Grandi bugie su un debito che fa paura
Pubblicato il 29/05/2018 - Ultima modifica il 29/05/2018 alle ore 10:40
Marco Zatterin
Negare il problema non lo risolverà. Sarà anche inutile dire che è colpa di come si calcola il Pil, che è un complotto delle lobby, delle banche e dei «poteri forti», un diktat dell’asse franco-tedesco, dell’Europa o delle agenzie di rating. Tempo sprecato il demonizzare lo spread e chi si inquieta a vederlo salire. Il debito è fra noi e su di noi, granitico come il macigno che è. Succhia denari che andrebbero investiti in cose buone come ospedali, lavoro e scuole. Ruba futuro al futuro, perché senza soldi non si va lontano. Non ha alcun senso confutarne l’esistenza. Il debito è qui, il debito è ora. E rischia di imbrigliare a lungo ogni legittima ambizione di maggior benessere.

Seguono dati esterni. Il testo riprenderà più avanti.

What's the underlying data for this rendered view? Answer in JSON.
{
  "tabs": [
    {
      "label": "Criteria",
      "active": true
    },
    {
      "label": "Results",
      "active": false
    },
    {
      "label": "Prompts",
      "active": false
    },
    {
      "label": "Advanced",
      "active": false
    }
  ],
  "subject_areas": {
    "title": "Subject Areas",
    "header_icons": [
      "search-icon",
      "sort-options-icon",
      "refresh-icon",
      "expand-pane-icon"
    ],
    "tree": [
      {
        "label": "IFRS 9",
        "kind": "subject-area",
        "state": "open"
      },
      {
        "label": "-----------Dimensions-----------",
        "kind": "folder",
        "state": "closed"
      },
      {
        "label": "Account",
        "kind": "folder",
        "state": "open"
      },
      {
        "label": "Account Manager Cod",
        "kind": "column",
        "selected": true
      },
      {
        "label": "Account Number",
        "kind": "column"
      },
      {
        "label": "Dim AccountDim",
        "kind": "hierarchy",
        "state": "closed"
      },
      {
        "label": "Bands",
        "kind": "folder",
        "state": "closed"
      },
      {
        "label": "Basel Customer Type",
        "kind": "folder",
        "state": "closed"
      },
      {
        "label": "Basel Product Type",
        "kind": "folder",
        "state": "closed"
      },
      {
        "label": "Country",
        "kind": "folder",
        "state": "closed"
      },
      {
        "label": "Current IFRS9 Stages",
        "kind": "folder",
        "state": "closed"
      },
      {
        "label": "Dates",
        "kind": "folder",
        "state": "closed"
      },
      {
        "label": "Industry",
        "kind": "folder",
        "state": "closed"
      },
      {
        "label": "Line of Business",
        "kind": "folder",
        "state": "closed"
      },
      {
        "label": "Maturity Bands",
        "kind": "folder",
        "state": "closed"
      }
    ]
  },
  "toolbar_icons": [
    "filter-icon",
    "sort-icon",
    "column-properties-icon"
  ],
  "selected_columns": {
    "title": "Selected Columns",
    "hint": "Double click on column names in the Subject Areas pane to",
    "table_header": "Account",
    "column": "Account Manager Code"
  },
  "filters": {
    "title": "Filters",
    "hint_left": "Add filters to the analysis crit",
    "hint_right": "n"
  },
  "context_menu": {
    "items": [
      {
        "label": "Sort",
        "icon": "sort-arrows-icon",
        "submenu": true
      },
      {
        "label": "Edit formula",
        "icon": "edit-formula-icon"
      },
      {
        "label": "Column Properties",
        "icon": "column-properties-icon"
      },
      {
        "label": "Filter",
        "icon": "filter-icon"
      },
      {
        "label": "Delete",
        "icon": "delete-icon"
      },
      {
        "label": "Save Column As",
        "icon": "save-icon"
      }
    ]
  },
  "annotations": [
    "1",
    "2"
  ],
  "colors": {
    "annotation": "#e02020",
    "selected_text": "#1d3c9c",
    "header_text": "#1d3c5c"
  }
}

Alla fine del 2017 la voragine accumulata dalla Repubblica Italiana era pari a 2.263.056 milioni, ovvero il 131,8 per cento del Pil. In parole semplici, per ogni 100 euro di valore aggiunto creato in Italia se ne contano 131 e rotti di esposizione verso i creditori: nessuna azienda o famiglia avrebbe una vita economica su cui scommettere in queste condizioni. Brutta storia, anche perché è andata peggio solo un’altra volta dalla nascita dello Stato Italiano nel 1861. Nemmeno la sconfitta di Adua, nel 1897, riuscì a spingere «il macigno» oltre il 130% del Pil e solo dopo il primo conflitto mondiale, fra il 1919 e il 1924, fu superata questa rotonda soglia. È grave, visto che non abbiamo alle spalle il milione e passa di morti seminati dalla Grande Guerra.
L’allarme ricorrente della Banca d’Italia, le parole fresche di Mattarella e Cottarelli, sembrano scontati per molti, ma faticano ad arrivare ai più. Il governatore Ignazio Visco non potrà fare a meno di reiterarle nelle sue considerazioni finali di questa mattina. È un dovere - oltre che un’esigenza -, ricordare che ogni abitante residente nella Penisola porta con sé 37 mila euro di debito, neonati compresi. E che ogni anno spendiamo oltre 60 miliardi per coprire quasi mille miliardi di buco al giorno. Che l’aumento dei tassi è una micidiale gabella taglia-Welfare. E che il debito è per due terzi in mani nazionali, soprattutto banche e ora Banca d’Italia, e per un terzo all’estero.
Davvero? Si, davvero. Senza guardare tanto lontano, ricordiamo che di qui alla fine dell’anno il Tesoro deve collocare poco meno di 200 miliardi di debito. Ogni punto di aumento del prezzo percentuale da pagare per convincere il mercato a comprare i titoli costa circa 2 miliardi in più su base annua. Si svuotano così i forzieri di via XX Settembre e, allo stesso tempo, il clima più nervoso rincara l’accesso al credito delle imprese. È una operazione «perdi-perdi». Che conviene solo a chi specula a breve e contro.
Nel suo saggio sul debito pubblico, lo scozzese David Hume ammonì: «O la nazione distruggerà il debito o il debito distruggerà la nazione». Al punto a cui siamo, la politica che foraggia «la grande menzogna» del debito trascurabile magari farà proseliti, ma non alleggerirà la mostruosa eredità che stiamo lasciando ai nostri figli. Nessuna ricetta economica ci farà stare meglio finché saremo schiacciati sotto un gravame che brucerà l’ossigeno delle famiglie e delle imprese sinché non sarà fatto a pezzi. Possiamo capirlo, e allora accettare di faticare per rimettere le cose a posto. O tenere la testa nella sabbia e dire che è colpa dell’Europa o di chi capita. Scegliendo un alibi senza scopo e rinunciando a una scelta conclusiva, per quanto dolorosa, per concederci di nuovo a un dolore senza fine.